American college football season

The 1937 Syracuse Orangemen football team represented Syracuse University as an independent during the 1937 college football season. The Orangemen were led by first-year head coach Ossie Solem and played their home games at Archbold Stadium in Syracuse, New York. On October 18, Syracuse made its first ever appearance in the AP Poll, which was in its second year of operation. The team was ranked 17th in the first poll of the season, but dropped from the poll after a loss to Maryland.

==Schedule==

| Date | Opponent | Rank | Site | Result | Attendance | Source |
| October 1 | Clarkson |  | Archbold Stadium; Syracuse, NY; | W 26–6 | 16,000 |  |
| October 9 | St. Lawrence |  | Archbold Stadium; Syracuse, NY; | W 40–0 | 15,000 |  |
| October 16 | at Cornell |  | Schoellkopf Field; Ithaca, NY; | W 14–6 | 18,000 |  |
| October 23 | vs. Maryland | No. 17 | Municipal Stadium; Baltimore, MD; | L 0–13 | 10,000 |  |
| October 30 | Penn State |  | Archbold Stadium; Syracuse, NY (rivalry); | W 19–13 | 18,000 |  |
| November 6 | Western Reserve |  | Archbold Stadium; Syracuse, NY; | W 27–6 | 17,000 |  |
| November 13 | at Columbia |  | Baker Field; New York, NY; | T 6–6 | 12,000 |  |
| November 20 | Colgate |  | Archbold Stadium; Syracuse, NY (rivalry); | L 0–7 | 34,000 |  |
Rankings from AP Poll released prior to game time;

==Maryland game and Wilmeth Sidat-Singh==
Syracuse and nearby Cornell were among the first collegiate football teams to include African-American players as starting backfield players. Wilmeth Sidat-Singh, starred for Syracuse, playing a position equivalent to modern-day quarterback.

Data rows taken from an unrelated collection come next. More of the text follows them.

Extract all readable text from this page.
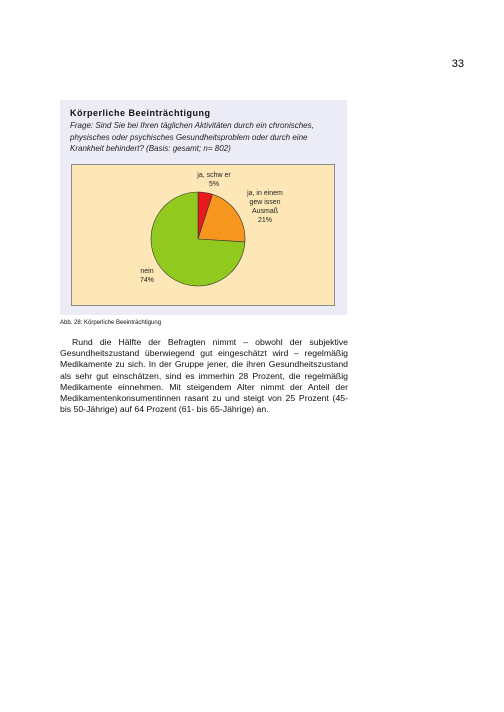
33
Körperliche Beeinträchtigung
Frage: Sind Sie bei Ihren täglichen Aktivitäten durch ein chronisches, physisches oder psychisches Gesundheitsproblem oder durch eine Krankheit behindert? (Basis: gesamt; n= 802)
ja, schw er 5%
ja, in einem gew issen Ausmaß 21%
nein 74%
Abb. 28: Körperliche Beeinträchtigung
Rund die Hälfte der Befragten nimmt – obwohl der subjektive Gesundheitszustand überwiegend gut eingeschätzt wird – regelmäßig Medikamente zu sich. In der Gruppe jener, die ihren Gesundheitszustand als sehr gut einschätzen, sind es immerhin 28 Prozent, die regelmäßig Medikamente einnehmen. Mit steigendem Alter nimmt der Anteil der Medikamentenkonsumentinnen rasant zu und steigt von 25 Prozent (45- bis 50-Jährige) auf 64 Prozent (61- bis 65-Jährige) an.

In that era, when games were played in Southern segregation states, African-American players from Northern schools were banned from the field. Because of his light complexion and name, Sidat-Singh was sometimes assumed to be a "Hindu" (as people from India were often called by Americans during this time). However. shortly before a game against the University of Maryland, a black sportswriter, Sam Lacy, wrote an article in the Baltimore Afro-American, revealing Sidat-Singh's was African-American. Maryland refused to let him play and he was held out of the game and Syracuse lost the game 0-13. In a rematch the following year at Syracuse, Sidat-Singh led the Orange to a lopsided victory (53-0) over Maryland.

On Saturday, Nov. 9, 2013, the University of Maryland publicly apologized to surviving relatives at a ceremony during a football game at Syracuse.